In dieser Hinsicht wird es auch der Dokumentarfilm
Die Anwälte - Eine deutsche Geschichte von Birgit Schulz schwer haben.
Im Mittelpunkt stehen Interviews mit Otto Schily, Hans-Christian Ströbele und Hort Mahler. Alle drei arbeiteten ab den späten 60er Jahren
in einer aus der Außerparlamentarischen Opposition entsprungenen Anwaltskanzlei. Sie verteidigten angeklagte RAF-Mitglieder vor Gericht.
Ausgangspunkt der Dokumentation ist ein Foto von 1972, auf dem alle drei zusammen im Gerichtssaal zu sehen sind. Mahler war damals
wegen Planung und Beihilfe an der gewaltsamen Befreiung des RAF-Terroristen Baader angeklagt, Schily und Ströbele seine Verteidiger.
Birgit Schulz zeichnet anhand von Interviews und Archivmaterial den Lebensweg der drei Anwälte bis heute nach. Die Brüche sind vor allem
bei Schily und Mahler erstaunlich: Schily verfolgte als Innenminister der rotgrünen Regierung nach dem 11. September eine beinharte
Law and Order-Politik. Geradezu krass wirkt der Gesinnungswechsel von Mahler, der als Anwalt für die NPD gearbeitet hat und derzeit
wegen Leugnung des Holocaust für fünf Jahre im Gefängnis sitzt. Alle drei haben sich heute nur noch wenig zu sagen, halten ihre individuellen
Lebensläufe aber für schlüssig. Es war zu erwarten, dass sich keiner von ihnen aus der Reserve locken lässt. Dennoch gelingt Birgit Schulz
ein hochspannendes Zeitdokument, dass vor allem jüngeren Zuschauern einen aufschlußreichen Einblick in die jüngste deutsche Geschichte liefert,
den eine rein chronologische Bebilderung der geschichtlichen Ereignisse so nicht liefern kann.

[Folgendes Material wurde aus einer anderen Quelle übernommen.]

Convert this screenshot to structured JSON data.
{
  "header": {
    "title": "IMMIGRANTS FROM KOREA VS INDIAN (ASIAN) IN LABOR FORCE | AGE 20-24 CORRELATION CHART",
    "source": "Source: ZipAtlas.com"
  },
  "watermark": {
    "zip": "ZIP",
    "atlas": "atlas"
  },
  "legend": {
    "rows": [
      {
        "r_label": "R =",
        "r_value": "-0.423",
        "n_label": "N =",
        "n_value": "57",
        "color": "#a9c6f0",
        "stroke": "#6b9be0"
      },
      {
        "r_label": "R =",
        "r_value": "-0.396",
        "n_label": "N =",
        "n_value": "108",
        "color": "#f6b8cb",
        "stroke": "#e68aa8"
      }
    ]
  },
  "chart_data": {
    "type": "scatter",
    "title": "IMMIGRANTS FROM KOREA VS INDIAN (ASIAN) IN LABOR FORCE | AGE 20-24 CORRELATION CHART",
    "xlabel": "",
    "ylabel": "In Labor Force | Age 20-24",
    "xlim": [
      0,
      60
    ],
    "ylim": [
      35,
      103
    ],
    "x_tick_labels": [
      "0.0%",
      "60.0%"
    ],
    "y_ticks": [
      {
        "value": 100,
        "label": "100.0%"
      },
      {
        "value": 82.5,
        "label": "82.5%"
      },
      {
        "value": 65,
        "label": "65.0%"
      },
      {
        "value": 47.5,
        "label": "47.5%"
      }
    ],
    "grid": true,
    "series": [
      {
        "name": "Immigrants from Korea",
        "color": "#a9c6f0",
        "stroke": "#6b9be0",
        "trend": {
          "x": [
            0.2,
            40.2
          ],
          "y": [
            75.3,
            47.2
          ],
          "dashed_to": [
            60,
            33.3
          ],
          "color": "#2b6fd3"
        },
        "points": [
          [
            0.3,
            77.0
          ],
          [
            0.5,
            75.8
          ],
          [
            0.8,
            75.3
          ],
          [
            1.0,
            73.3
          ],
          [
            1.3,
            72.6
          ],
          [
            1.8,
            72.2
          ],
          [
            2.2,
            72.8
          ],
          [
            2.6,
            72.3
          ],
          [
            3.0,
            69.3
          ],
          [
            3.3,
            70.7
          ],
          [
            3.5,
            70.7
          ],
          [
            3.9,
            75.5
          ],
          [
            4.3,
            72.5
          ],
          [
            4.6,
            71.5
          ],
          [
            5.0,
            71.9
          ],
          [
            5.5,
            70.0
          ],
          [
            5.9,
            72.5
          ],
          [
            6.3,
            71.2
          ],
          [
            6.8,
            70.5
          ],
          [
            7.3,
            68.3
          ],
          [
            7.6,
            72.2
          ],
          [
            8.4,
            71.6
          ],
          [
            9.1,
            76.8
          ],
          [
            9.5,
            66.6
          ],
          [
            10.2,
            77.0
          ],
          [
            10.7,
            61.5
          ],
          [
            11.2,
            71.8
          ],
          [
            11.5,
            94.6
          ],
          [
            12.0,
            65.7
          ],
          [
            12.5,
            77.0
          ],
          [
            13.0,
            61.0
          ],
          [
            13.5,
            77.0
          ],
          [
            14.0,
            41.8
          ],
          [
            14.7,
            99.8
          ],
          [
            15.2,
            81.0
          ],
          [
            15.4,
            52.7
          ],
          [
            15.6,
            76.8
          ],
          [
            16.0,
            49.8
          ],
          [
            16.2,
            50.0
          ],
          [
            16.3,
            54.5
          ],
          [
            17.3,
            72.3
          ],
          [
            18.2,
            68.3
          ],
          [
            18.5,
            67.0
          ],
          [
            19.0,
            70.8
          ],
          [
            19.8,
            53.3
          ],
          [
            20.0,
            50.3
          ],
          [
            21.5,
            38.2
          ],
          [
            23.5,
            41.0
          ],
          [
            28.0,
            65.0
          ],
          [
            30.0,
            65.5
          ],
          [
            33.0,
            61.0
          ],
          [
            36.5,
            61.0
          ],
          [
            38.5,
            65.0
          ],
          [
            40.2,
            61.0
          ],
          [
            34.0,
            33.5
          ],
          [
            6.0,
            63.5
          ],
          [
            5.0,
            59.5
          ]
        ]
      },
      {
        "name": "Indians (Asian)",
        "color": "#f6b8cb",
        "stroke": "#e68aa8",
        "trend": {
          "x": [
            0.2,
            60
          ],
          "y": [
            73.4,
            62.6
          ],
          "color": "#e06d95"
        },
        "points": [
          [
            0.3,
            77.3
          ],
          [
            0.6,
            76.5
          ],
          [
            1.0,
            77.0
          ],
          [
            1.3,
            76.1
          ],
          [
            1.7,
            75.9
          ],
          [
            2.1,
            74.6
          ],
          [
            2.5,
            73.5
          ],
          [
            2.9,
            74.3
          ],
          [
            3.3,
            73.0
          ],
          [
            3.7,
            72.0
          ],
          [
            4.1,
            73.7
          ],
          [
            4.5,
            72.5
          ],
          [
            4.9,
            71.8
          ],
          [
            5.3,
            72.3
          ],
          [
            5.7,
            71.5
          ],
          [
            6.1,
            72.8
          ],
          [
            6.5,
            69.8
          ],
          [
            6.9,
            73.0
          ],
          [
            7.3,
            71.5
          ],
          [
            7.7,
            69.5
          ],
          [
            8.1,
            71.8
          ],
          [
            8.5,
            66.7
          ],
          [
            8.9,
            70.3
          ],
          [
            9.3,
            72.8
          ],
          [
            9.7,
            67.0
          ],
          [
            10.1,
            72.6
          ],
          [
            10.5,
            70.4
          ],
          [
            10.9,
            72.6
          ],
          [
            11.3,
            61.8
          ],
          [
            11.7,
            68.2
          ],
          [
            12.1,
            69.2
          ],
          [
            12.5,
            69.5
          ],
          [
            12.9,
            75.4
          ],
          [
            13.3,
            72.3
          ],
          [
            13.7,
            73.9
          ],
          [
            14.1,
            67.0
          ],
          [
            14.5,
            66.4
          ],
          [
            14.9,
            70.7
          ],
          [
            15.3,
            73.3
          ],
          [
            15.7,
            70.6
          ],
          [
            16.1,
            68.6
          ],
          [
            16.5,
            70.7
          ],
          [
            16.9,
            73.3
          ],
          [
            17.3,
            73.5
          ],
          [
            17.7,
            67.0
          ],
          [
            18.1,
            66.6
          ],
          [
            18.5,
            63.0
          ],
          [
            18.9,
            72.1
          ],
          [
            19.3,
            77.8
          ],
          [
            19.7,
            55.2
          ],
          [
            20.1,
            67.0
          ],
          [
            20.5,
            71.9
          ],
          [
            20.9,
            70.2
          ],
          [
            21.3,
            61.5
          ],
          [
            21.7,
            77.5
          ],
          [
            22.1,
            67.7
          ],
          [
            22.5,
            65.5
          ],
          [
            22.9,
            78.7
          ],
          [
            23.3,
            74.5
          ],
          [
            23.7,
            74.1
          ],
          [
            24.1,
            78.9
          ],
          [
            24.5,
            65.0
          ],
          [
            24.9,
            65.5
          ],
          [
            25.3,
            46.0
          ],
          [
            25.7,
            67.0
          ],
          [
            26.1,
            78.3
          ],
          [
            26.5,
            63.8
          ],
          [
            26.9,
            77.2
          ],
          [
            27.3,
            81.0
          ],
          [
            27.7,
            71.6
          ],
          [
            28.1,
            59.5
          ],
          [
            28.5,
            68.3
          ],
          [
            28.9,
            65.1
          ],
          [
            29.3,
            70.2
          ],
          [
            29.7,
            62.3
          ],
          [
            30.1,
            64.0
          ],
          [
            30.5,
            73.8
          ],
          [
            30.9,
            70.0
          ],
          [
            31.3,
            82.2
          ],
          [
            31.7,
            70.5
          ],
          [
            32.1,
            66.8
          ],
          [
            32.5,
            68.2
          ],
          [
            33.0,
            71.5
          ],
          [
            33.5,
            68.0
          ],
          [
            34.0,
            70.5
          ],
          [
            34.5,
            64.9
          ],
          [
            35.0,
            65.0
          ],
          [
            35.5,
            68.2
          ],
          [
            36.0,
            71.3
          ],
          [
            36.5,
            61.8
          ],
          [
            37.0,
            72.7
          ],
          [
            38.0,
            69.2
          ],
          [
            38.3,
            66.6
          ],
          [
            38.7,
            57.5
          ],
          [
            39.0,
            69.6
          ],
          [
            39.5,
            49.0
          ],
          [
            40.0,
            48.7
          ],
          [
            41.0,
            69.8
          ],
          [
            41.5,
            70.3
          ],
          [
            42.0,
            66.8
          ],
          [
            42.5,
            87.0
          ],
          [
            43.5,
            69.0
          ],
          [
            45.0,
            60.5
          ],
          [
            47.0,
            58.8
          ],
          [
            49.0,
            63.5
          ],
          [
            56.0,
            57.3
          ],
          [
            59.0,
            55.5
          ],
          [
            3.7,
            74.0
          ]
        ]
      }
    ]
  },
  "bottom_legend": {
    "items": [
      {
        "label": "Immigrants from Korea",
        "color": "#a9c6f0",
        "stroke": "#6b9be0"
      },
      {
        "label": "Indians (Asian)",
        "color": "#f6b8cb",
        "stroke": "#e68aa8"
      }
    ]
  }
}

Bollywood Hero (Niederlande 2009):
Jeder Film ist eine Reise, sagte die Produzentin von The Wish Tree vor der Aufführung des Films am Vortag. Diese Aussage
trifft auf Diederik van Rooijens zweiten Langspielfilm Bollywood Hero in besonderem Maße zu: Erzählt wird die Geschichte des jungen
Schauspielers Nick, der nach Mumbai reist, da er dort ein Engagement für eine Bollywood-Produktion erhalten hat. Konfrontiert mit dem
alltäglichen Elend und traumatisiert durch den von ihm unabsichtlich verschuldeten Unfalltod eines kleinen Mädchens, beginnt er gegen Armut
und Unterdrückung zu kämpfen. Er gerät in seinem Übermut immer weiter in einen fatalen Sog, der sich und seine Freunde in Gefahr bringt.

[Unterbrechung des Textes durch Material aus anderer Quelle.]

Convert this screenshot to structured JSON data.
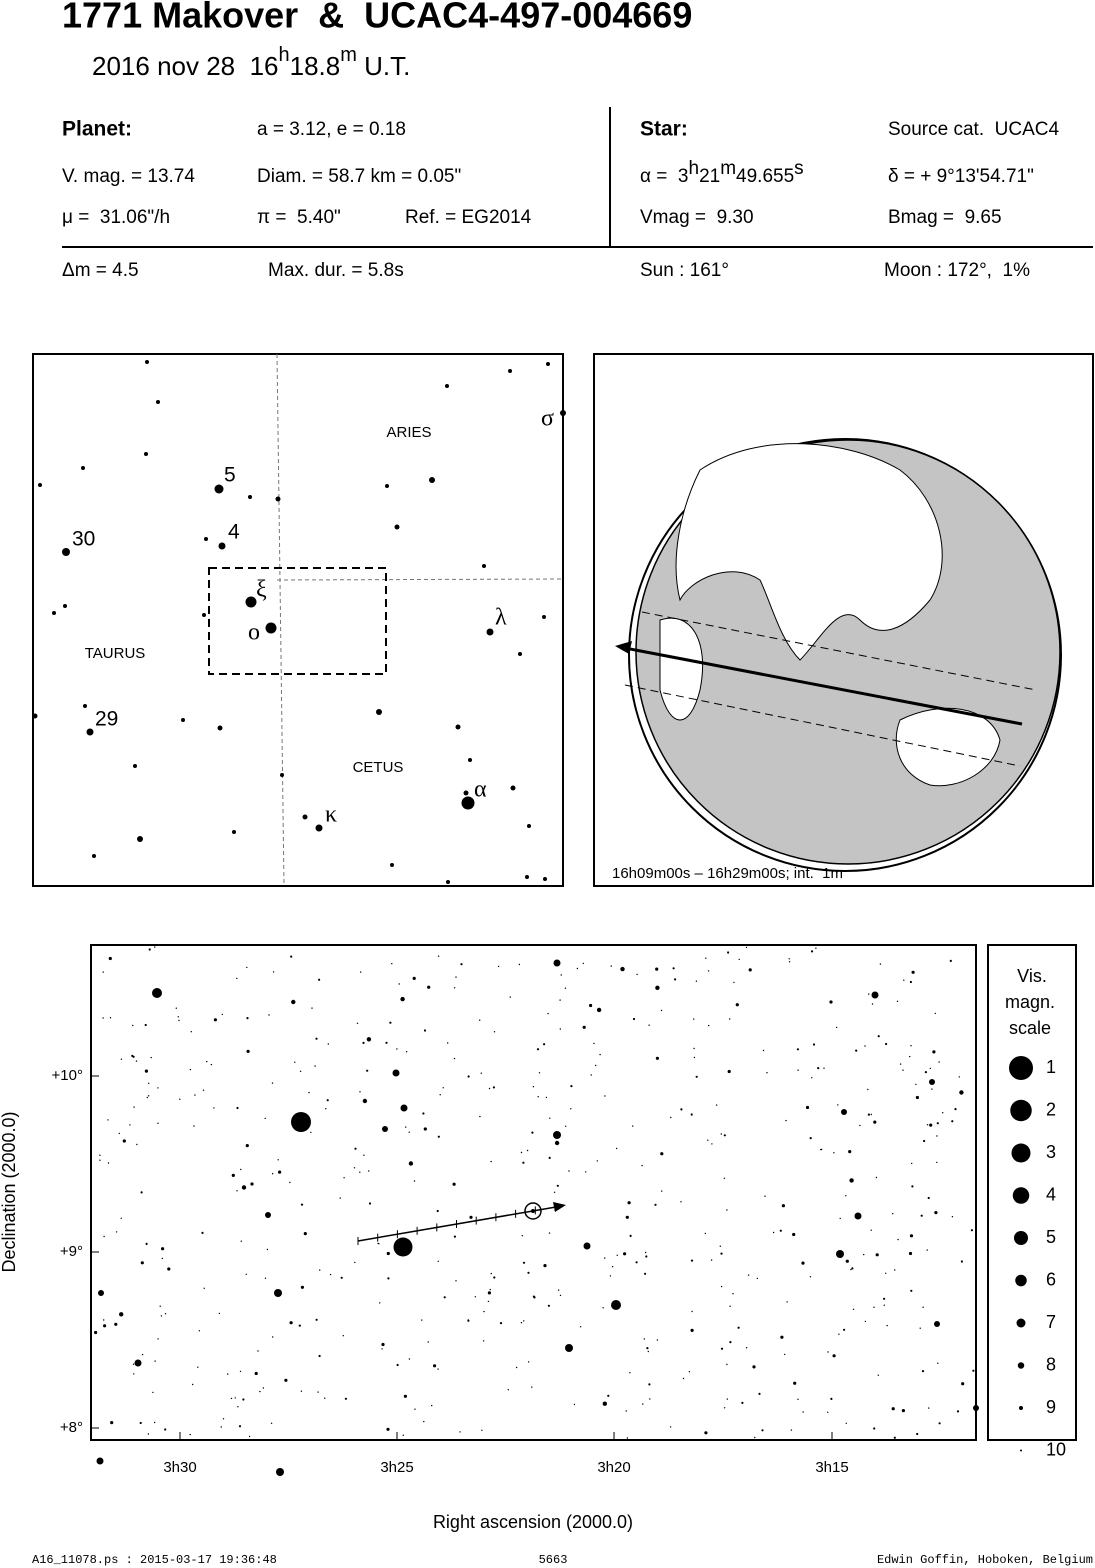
{
  "header": {
    "title": "1771 Makover  &  UCAC4-497-004669",
    "date": {
      "day": "2016 nov 28  16",
      "h": "h",
      "min": "18.8",
      "m": "m",
      "ut": " U.T."
    }
  },
  "info": {
    "planet": {
      "label": "Planet:",
      "orbit": "a = 3.12, e = 0.18",
      "vmag": "V. mag. = 13.74",
      "diam": "Diam. = 58.7 km = 0.05\"",
      "mu": "μ =  31.06\"/h",
      "parallax": "π =  5.40\"",
      "ref": "Ref. = EG2014"
    },
    "star": {
      "label": "Star:",
      "source": "Source cat.  UCAC4",
      "ra": {
        "prefix": "α =  3",
        "h": "h",
        "min": "21",
        "m": "m",
        "sec": "49.655",
        "s": "s"
      },
      "dec": "δ = + 9°13'54.71\"",
      "vmag": "Vmag =  9.30",
      "bmag": "Bmag =  9.65"
    },
    "delta_m": "Δm = 4.5",
    "max_dur": "Max. dur. = 5.8s",
    "sun": "Sun : 161°",
    "moon": "Moon : 172°,  1%"
  },
  "finder": {
    "constellations": [
      "ARIES",
      "TAURUS",
      "CETUS"
    ],
    "star_labels": [
      "5",
      "4",
      "30",
      "29",
      "ξ",
      "ο",
      "λ",
      "α",
      "κ",
      "σ"
    ]
  },
  "globe": {
    "caption": "16h09m00s – 16h29m00s; int.  1m"
  },
  "sky_chart": {
    "y_label": "Declination (2000.0)",
    "y_ticks": [
      "+10°",
      "+9°",
      "+8°"
    ],
    "x_label": "Right ascension (2000.0)",
    "x_ticks": [
      "3h30",
      "3h25",
      "3h20",
      "3h15"
    ],
    "legend": {
      "title": [
        "Vis.",
        "magn.",
        "scale"
      ],
      "items": [
        "1",
        "2",
        "3",
        "4",
        "5",
        "6",
        "7",
        "8",
        "9",
        "10"
      ]
    }
  },
  "footer": {
    "file": "A16_11078.ps : 2015-03-17 19:36:48",
    "number": "5663",
    "author": "Edwin Goffin, Hoboken, Belgium"
  }
}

Kann man als Außenstehender den Menschen in Indien wirklich helfen? Was für Konsequenzen hat diese Hilfe? Bewirkt sie nur Gutes? Diese Fragen
stellt der angeblich auf eigenen Erfahrungen beruhende Film van Rooijens. Er liefert keine einfachen Antworten auf diese Fragen - eine große Stärke
des Filmes. Mitunter wirkt
die Mischung aus irrealen Elementen (Nick kann durch 8mm-Kamera hilfsbedürftige Menschen erkennen.) und lebendigem Indienbild allerdings doch
irritierend. Der Nick mitreißende Sog nimmt letztlich aber auch den Zuschauer gefangen. Atemlos verfolgt man, wohin die Reise des Bollywood Hero führt.

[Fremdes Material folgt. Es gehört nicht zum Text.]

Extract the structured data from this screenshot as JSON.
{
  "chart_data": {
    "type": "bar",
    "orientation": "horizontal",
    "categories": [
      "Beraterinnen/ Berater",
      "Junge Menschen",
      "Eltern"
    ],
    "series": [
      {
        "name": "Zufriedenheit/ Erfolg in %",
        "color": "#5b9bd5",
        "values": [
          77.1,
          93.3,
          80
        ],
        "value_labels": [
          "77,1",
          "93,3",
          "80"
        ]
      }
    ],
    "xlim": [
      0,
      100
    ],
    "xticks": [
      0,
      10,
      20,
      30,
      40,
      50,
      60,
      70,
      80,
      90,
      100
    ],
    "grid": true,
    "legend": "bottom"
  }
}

Der Zinker (Deutschland 1931):
Wer dachte, Verfilmungen der Bücher von Edgar Wallace würden erst in den 60er Jahren beginnen, wurde am Donnerstagabend in der
Neuen Oberschule eines Besseren belehrt. Zur Aufführung kam eine frühe Tonfilm-Adaption von 1931, inszeniert von Carl Lamac. Der der Vergessenheit
entrissene Film wurde mit einer neu komponierten Musik des Österreichers Florian C. Reithner mit dem Staatsorchester Braunschweig aufgeführt.
Versiert hat der Komponist eine dramatische Vertonung geschaffen, die geschickt mit Stilismen aus der Klassik und Filmmusikgeschichte spielt und
mit Elementen der Unterhaltungsmusik der dreißiger Jahre paart. Die Suche nach dem berüchtigten Zinker, der aus unergründlichen Motiven
Ganoven verzinkt, d.h. verrät, wirkt in dem frühen Tonfilm zumindest aus heutiger Sicht zwar etwas konfus. Dennoch war es
ein spannendes Erlebnis zu beobachten, wie
die frühe Verfilmung bereits als Vorbild für die spätere Umsetzung von 1963 diente. Allein die Akustik in der Neuen Oberschule war der tollen Aufführung
leicht abträglich. Die Lautstärke der Musik überlagerte zum Teil Dialoge und erdrückte mitunter geradezu die Bilder. Dennoch gebührt den Organisatoren
vom Filmfest Braunschweig großen Dank, diese seltene Aufführung überhaupt möglich gemacht zu haben. (mr)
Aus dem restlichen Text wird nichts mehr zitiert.